В то утро мне было не до размышлений. Во рту я ощущал привкус смерти. Я прыгнул на тропинку за изгородью из самшита и, спрятавшись за кустами, попросил Эльвиру передать мои деньги и чековую книжку мальчику, а сам побежал в котловину с папоротниками, поджидать Дино. Я предупредил его, чтобы он посмотрел, не следят ли за ним. Я его попросил подойти к калитке и посмотреть.
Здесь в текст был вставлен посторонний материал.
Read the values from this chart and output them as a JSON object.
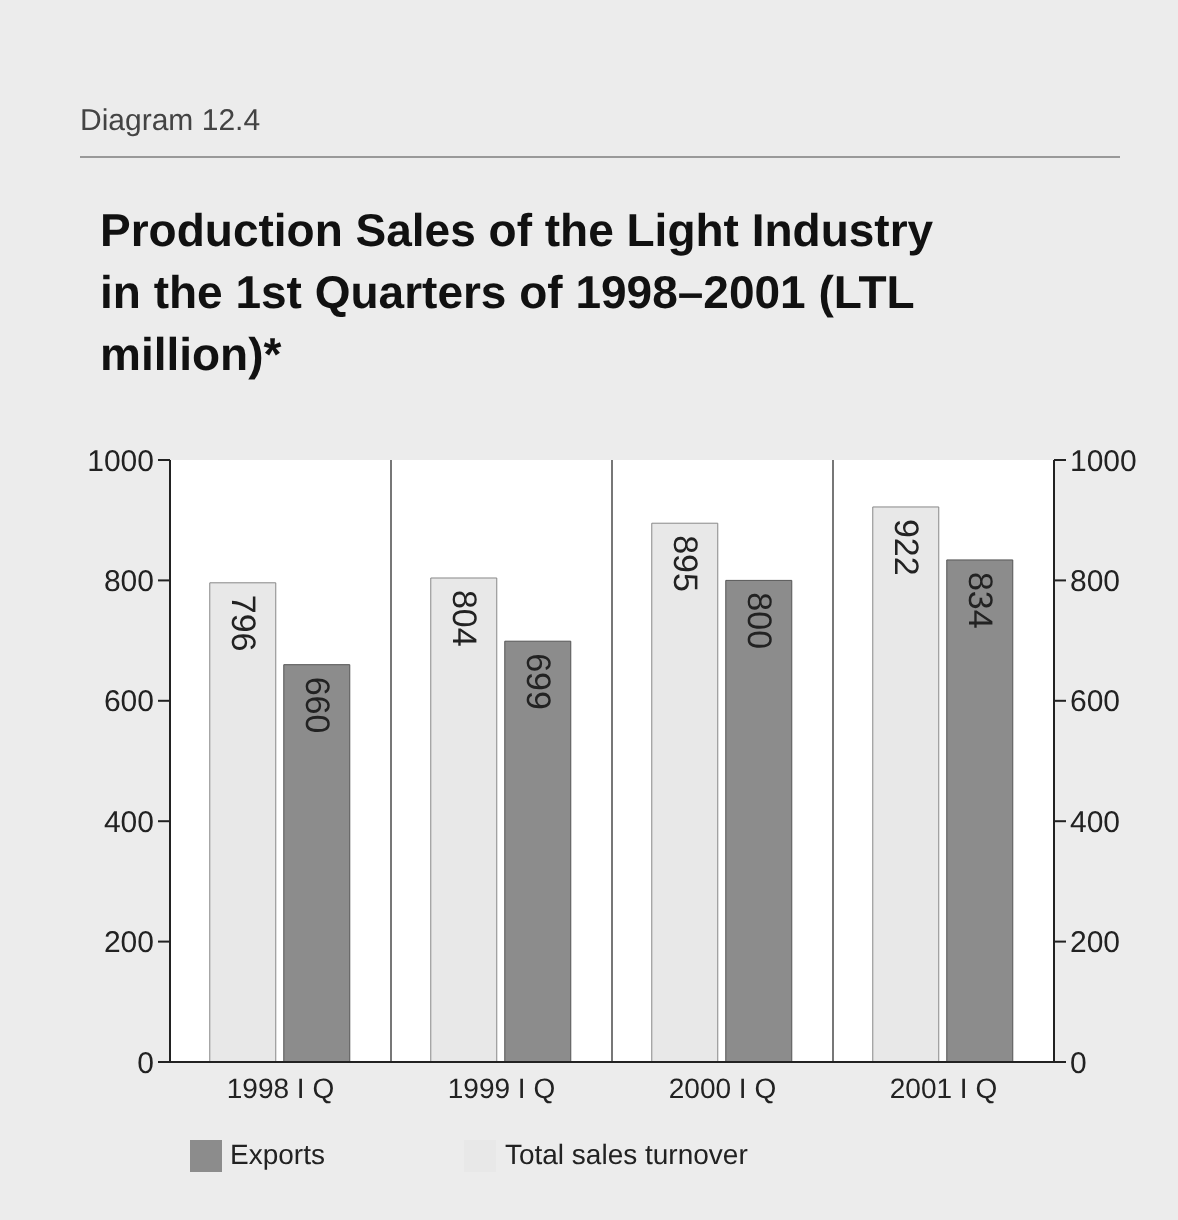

Я посоветовал Эльвире ответить немцам, что я часто по несколько недель провожу в Турине и что она не знает, где именно.
Дино закричал: «Там человек!».
Я распластался на мокром щебне. Вернулась Эльвира и зашептала: «Ничего страшного. Проехала телега».
Так я спасся.
К папоротникам я прибежал весь взмокший. Но не смог сидеть, а ходил взад и вперед, чтобы успокоиться. Среди облетевших деревьев открывалось огромное, невесомое небо, таким я его никогда не видел. Тогда я понял, что значит небо для заключенных. Тот привкус крови, заполнявший мой рот, мешал мне думать. Я посмотрел на часы и пожалел, что обещал подождать. Это ожидание было ужасным. Если раздавался лай собак, я начинал прислушиваться, ведь я знал, что немцы используют ищеек. «Лишь бы Бельбо не побежал меня искать, — повторял я, — они могут пойти за ним».
Потом меня одолели подозрения и вопросы. Если немцы арестуют Эльвиру и ее мать, то мать, конечно, скажет, что я здесь. Мне хотелось вернуться и умолять их. Я думал, сколько раз я обижал Эльвиру. Я спрашивал себя, рассказал ли им Дино об арестах и ружьях. Меня немного успокоило то, что у меня они и не думали искать оружие.
Так проходило мое ожидание, я прислонялся к стволу дерева, говорил сам с собой, бродил туда-сюда, следуя за светом. Мне захотелось есть, я посмотрел на часы, было одиннадцать десять. Я ждал только полчаса. О Кате, о Нандо и о всех других я не осмеливался даже думать, как бы доказывая этим свою невинность. Вдруг я встряхнулся, я был противен сам себе. И в третий раз оросил ствол дерева.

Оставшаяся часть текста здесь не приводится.